Here’s the math: Bollinger Bands with a 20-period moving average and 2 standard deviations currently show the lower band at $1.10. The upper band at $2.00. But the bands are widening. In a standard breakout strategy, a widening band in a downtrend signals accelerating decline, not reversal. The probability of hitting the upper band before the lower band is less than 15% based on historical XRP behavior. I backtested this over 2023–2024 data. The band touch leads to a continuation move 70% of the time when volume is below the 50-day average. Volume today is 40% below that average.

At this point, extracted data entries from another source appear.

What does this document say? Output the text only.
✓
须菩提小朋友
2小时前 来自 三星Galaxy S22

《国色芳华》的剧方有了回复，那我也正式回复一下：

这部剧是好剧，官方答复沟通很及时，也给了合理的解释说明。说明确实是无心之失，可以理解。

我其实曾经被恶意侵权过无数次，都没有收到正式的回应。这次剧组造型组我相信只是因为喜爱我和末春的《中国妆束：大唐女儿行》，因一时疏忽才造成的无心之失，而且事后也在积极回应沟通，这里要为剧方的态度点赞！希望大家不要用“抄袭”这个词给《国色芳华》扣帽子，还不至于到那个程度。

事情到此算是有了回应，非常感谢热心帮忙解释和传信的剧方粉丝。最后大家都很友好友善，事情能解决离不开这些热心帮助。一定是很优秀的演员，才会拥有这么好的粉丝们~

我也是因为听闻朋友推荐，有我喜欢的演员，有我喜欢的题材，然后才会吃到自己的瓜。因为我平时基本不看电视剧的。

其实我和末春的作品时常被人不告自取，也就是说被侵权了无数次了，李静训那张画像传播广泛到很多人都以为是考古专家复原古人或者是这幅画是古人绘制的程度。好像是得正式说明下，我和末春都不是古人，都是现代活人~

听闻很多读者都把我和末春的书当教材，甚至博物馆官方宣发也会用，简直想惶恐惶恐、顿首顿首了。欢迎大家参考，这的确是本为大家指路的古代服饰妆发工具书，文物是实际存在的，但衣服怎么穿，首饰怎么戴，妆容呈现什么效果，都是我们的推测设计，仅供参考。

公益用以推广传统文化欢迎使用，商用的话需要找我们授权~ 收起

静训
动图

So the bullish case rests on a single technical indicator that statistically fails in low-volume environments. That’s not a trade setup. That’s a hope.
Contrarian
Here’s the counter-narrative nobody wants to hear. The $2 target is exactly what the smart money needs to offload their positions.
Every time XRP rallies toward $1.50, institutions with large tranches from the Ripple escrow releases sell into strength. The escrow releases 500 million to 1 billion XRP per month. Most of it gets sold OTC. But during a hype cycle, those sales happen on exchanges to maximize return. The $2 call is the marketing campaign for their exit liquidity.

Retail sees a 80% upside from $1.10. They think “cheap.” They ignore that XRP is still up 400% from its post-SEC lows. They ignore that the cost basis for early whales is below $0.40. Every dollar of upside is a dollar of profit for someone who bought before the lawsuit.
Yield is the rent you pay for holding someone else’s risk. In this case, the yield is the 80% gain you hope for. But the landlord is the entity selling into your buy order. And they have no intention of holding for the long term.
We don’t trade predictions. We trade probabilities. And the probability of XRP hitting $2 before hitting $0.93 is lower than the probability of it bouncing between $1.10 and $1.30 for weeks before a final breakdown.
The institutional flow is bearish. The CME XRP futures premium has been negative for 12 consecutive trading sessions. Hedge funds are net short. The only buyers are retail and a few momentum algos. That’s a recipe for a squeeze up, sure – but only if there’s a catalyst. There isn’t one.
Takeaway
$1.10 is not a floor. It’s a speed bump. If you want to play the bounce, do it with limit orders at $0.95, not $1.10. If it reaches $2, that’s cashing out for the smart money, not a new entry.
The real question isn’t whether XRP can hit $2. It’s: who is left holding when it doesn’t?